Some readers may share my enthusiasm as a “double Duck,” graduating in 1970, followed by an MBA in 1971. At that time, the supposition was most would embark on a career with perhaps two or three major job changes during their entire working life. Students left the university setting prepared “for life.” Additional training, if it came at all, was on the job. Layoffs were rare and under extraordinary circumstances.
This set of assumptions no longer holds true, of course. According to the Bureau of Labor and Statistics (BLS), the reality is late Baby Boomers (born between 1957 and 1964) are holding an average of eleven jobs. (BLS does not track career changes.) A 2012 survey at Forbes indicates Millennials anticipate nearly doubling that number, changing jobs approximately twenty times in working life.

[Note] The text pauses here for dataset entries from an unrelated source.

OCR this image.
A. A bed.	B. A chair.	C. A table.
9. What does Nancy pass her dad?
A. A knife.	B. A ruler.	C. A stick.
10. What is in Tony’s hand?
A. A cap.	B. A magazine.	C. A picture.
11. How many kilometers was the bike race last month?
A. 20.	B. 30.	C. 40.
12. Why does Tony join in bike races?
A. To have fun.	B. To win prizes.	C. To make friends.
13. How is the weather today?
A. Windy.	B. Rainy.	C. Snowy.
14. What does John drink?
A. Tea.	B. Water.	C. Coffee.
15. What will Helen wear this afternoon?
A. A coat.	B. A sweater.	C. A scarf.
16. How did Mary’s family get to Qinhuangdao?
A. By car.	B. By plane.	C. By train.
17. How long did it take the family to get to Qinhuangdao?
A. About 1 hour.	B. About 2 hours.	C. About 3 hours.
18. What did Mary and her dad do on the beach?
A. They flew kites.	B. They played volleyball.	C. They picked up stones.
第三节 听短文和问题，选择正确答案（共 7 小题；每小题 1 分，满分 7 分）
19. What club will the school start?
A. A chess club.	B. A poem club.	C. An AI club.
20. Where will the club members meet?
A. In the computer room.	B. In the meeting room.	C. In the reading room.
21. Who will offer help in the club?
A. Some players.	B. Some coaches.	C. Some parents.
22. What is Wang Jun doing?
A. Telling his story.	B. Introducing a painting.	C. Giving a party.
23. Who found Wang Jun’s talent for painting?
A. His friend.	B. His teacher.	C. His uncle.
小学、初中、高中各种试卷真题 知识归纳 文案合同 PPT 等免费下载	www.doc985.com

This is good news. Current graduates can anticipate a diverse, exciting, and sometimes nonlinear career path. They can anticipate a flow of new challenges and, in many cases, greater flexibility.
What are we doing to prepare our graduates for this very different and evolving world? Our Director of Career Services Jane Evarian explained it this way:
“Our goal is to equip students with life-long career management skills. At the center of this objective is an emphasis on teaching students the art of cultivating and managing relationships.
The adage, ‘it’s all about who you know,’ is even more important to 2014 graduates, who will enter a fluid labor market that offers one certainty: change. Developing a wide and deep network of contacts ultimately increases referrals, offers, and opportunities. According to What Color is Your Parachute, an annually updated publication for job seekers, 86 percent of job offers come from leveraging your value proposition, combined with networking. Relationship development becomes even more powerful by using social media tools, with 92 percent of companies using social media for recruiting.”
Evarian also noted a few relationship development strategies that Lundquist Career Services advises:
- Build your value proposition by understanding and articulating your skills, accomplishments, and potential
- Join LinkedIn and identify companies, positions and fellow Ducks
- Build a communication plan and use professionalism when reaching out to prospective contacts
- Build relationships through meaningful and appropriately paced communication
- Use a project management app or some other tracking mechanism to track your efforts.
To help students with all this and more, we continue to expand and develop new programs to guide career success. We recently debuted a new program, Backpacks to Briefcases, which aims to smooth the transition from college to career. New grads get a step-by-step plan to jumpstart their career search. Our recently launched Job Shadow Program has seen enormous success. And our Career Services workshops continue to take students through the career selection process—from resume to interview and the steps in between.
Additionally, the University of Oregon and Lundquist College of Business celebrate a robust and diverse alumni base. For many graduates, linking with an alumnus or alumna will be the best career decision they ever make.
And all this is paying off, with students well on their way to career success. Our Master of Accounting program already boasts 80 percent job placement on graduation day. Past years indicate 100 percent placement within three months. Nearly 60 percent or our MBAs are graduating with offer in-hand, with more coming in daily.
Whether it be accounting or finance, supply chains or sports marketing, management, marketing, or entrepreneurship, we anticipate our 2014 graduates—like so many of you—will contribute to a society in ways we cannot yet imagine.
Please join me in offering our 2014 class best wishes. And when the opportunity arises, consider giving a Duck a chance to show you just how we prepare each one to take flight.